Pining for a new "Age of Atonement"

The great part about the financial crisis to Katie is the opportunity to get her scold on and remind everybody what louts, layabouts, and wastrels we are:

But none of this [the standard explanations] is where the rubber really meets the road. The real source of our economic chaos, like so many modern troubles, is that most cherished and maligned possession -- the automobile.

In 1909, Henry Ford created the Model T, offering mobility, convenience and liberation beyond Americans' wildest dreams. Everybody wanted one. But even after production improvements brought the price down, the Model T cost $345 -- a budget-breaker for most Americans.

Ford had manufactured, for the first time, "a mass-produced consumer's item that cost between 10 and 20 percent of a family's annual income," writes historian Daniel Boorstin in "The Americans: The Democratic Experience."

Ford was a staunch advocate of frugality and prudence. He maintained that folks should scrimp and save until they had enough cash to buy a car. But other business operators had bolder, if not better, ideas. They quickly concocted the consumer "installment plan" -- a form of financing previously used only to purchase real estate. [italics are Spot's]

Katie is perhaps unaware of the central role of real estate in the recent bacchanalia. At any rate, Katie thinks that installment credit and credit cards are a pipeline to our baser instincts, to the basements of our souls, so to speak. Quoting Daniel Boorstin, she writes:

"It is hardly an exaggeration to say that the American standard of living was bought on the installment plan," writes Boorstin. In the process, he adds, Americans developed "a habit of enjoying things before they were paid for."

This is to Katie, more than anything else, a moral failure. If the lower classes are able to enjoy some of the things that the wealthier people do, they will have no incentive to Improve Themselves:

Evangelicals [in nineteenth-century Britain] interpreted the mental anguish of poverty and debt, and the physical agony of hunger or cold, as natural spurs to prick the conscience of sinners. They believed that the suffering of the poor would provoke remorse, reflection, and ultimately the conversion that would change their fate. In other words, poor people were poor for a reason, and helping them out of poverty would endanger their mortal souls.

We all know that Katie's first concern is everybody's mortal soul. You know, boys and girls, this concern over mortal souls can be carried to great lengths. Consider the Mormon (the 150 year-old sex and revenge cult) doctrine of "blood atonement." This is from a sermon preached by Brigham Young:

Brigham Young took the doctrine of blood atonement further than [founder of Mormonism Joseph] Smith.  According to historian Juanita Brooks, "Young advocated and preached it without compromise."  Young, in an 1857 fire-and-brimstone sermon [during the so-called Mormon "Reformation"], demanded to know whether his his flock would have the courage to do what was necessary should a fellow Mormon commit an unforgiveable sin: "Will you love that man or woman well enough to shed his blood?"  Some sinners, Young preached, who are "now angels to the devil" could have been saved if only some among their Mormon brethren would have "spilled their blood on the ground as a smoking incense to the almighty."

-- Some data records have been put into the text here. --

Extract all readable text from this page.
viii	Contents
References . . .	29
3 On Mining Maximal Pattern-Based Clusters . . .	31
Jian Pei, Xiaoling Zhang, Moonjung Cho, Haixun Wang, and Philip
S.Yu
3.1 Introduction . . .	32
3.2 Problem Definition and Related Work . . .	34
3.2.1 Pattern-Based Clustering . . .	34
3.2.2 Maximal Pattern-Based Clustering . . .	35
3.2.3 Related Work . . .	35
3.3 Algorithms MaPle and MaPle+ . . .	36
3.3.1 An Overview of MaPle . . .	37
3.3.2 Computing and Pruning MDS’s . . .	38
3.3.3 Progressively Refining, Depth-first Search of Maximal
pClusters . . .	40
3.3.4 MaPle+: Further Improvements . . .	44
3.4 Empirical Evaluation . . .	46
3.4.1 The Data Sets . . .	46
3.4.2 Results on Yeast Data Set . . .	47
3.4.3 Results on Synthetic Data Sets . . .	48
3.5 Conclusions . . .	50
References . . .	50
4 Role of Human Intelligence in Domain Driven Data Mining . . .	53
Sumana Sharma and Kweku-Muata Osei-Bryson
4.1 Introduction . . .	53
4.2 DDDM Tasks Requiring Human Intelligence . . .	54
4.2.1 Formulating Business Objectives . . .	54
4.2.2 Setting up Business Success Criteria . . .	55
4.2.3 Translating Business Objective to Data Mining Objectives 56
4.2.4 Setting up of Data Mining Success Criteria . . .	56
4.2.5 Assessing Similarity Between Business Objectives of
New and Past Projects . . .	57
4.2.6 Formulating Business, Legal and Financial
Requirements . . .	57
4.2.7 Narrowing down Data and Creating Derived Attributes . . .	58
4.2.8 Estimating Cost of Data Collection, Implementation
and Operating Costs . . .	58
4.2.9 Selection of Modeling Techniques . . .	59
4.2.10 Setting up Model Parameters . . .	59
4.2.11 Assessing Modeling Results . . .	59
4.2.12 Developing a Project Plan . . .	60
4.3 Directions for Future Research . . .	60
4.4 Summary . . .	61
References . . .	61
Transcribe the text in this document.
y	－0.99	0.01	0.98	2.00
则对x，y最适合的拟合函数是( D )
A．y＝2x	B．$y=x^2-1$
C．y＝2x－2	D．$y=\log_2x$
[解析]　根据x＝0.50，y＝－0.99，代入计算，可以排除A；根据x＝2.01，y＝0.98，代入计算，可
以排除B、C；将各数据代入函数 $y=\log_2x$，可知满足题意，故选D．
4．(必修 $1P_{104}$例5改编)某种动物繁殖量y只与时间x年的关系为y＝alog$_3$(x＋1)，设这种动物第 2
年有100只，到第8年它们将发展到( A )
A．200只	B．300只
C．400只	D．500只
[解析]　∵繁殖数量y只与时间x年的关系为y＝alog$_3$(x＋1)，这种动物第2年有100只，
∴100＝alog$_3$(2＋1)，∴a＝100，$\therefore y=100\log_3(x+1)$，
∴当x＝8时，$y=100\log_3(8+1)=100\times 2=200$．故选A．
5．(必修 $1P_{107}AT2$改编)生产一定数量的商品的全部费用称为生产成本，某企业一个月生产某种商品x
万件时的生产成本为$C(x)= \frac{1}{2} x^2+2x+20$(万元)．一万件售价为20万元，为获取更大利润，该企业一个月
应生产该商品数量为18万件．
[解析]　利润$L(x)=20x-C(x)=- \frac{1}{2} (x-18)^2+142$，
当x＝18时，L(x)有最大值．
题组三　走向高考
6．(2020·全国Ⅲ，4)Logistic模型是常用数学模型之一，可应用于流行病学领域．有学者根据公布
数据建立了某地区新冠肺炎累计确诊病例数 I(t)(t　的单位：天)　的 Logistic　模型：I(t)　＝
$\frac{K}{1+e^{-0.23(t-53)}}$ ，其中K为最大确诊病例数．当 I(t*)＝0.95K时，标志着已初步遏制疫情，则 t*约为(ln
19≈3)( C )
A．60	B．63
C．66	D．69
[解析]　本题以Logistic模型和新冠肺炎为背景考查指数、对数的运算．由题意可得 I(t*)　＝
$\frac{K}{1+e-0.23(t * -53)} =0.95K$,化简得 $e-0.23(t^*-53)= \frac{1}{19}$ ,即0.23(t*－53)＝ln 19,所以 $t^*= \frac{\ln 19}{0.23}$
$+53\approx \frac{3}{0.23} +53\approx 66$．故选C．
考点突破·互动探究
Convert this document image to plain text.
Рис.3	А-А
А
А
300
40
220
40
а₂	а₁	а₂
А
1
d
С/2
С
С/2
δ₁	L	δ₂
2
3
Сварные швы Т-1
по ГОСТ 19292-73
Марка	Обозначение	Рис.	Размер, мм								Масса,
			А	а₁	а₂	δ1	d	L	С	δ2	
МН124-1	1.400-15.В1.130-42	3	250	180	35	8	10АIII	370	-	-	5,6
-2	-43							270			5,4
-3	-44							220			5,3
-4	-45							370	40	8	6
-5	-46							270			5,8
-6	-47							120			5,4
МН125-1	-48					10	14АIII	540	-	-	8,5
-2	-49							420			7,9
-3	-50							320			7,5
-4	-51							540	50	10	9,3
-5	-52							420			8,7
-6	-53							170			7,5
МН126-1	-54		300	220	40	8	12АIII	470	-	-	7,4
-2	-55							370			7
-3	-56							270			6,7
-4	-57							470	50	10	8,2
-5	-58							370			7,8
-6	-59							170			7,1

While Church leaders might have emphasized the practice of blood atonement against fallen Mormons, it contributed to the culture of extreme violence that marred the history of early Utah.  The sermons of Brigham Young undoubtedly inspired his followers to commit murder, however unfair might have been the popular press's willingness to blame every violent act in the territory to blood atonement.

While Spot hasn't heard Katie call for blood atonement, she is pro-suffering. It is a difference in degree, but not in kind.

It is fascinating to Spot that of all of the causes for the financial meltdown that you could identify, Katie fastens on two: the intemperate lower classes, and of course, the government that enabled them.

Charles Dickens couldn't have written her better.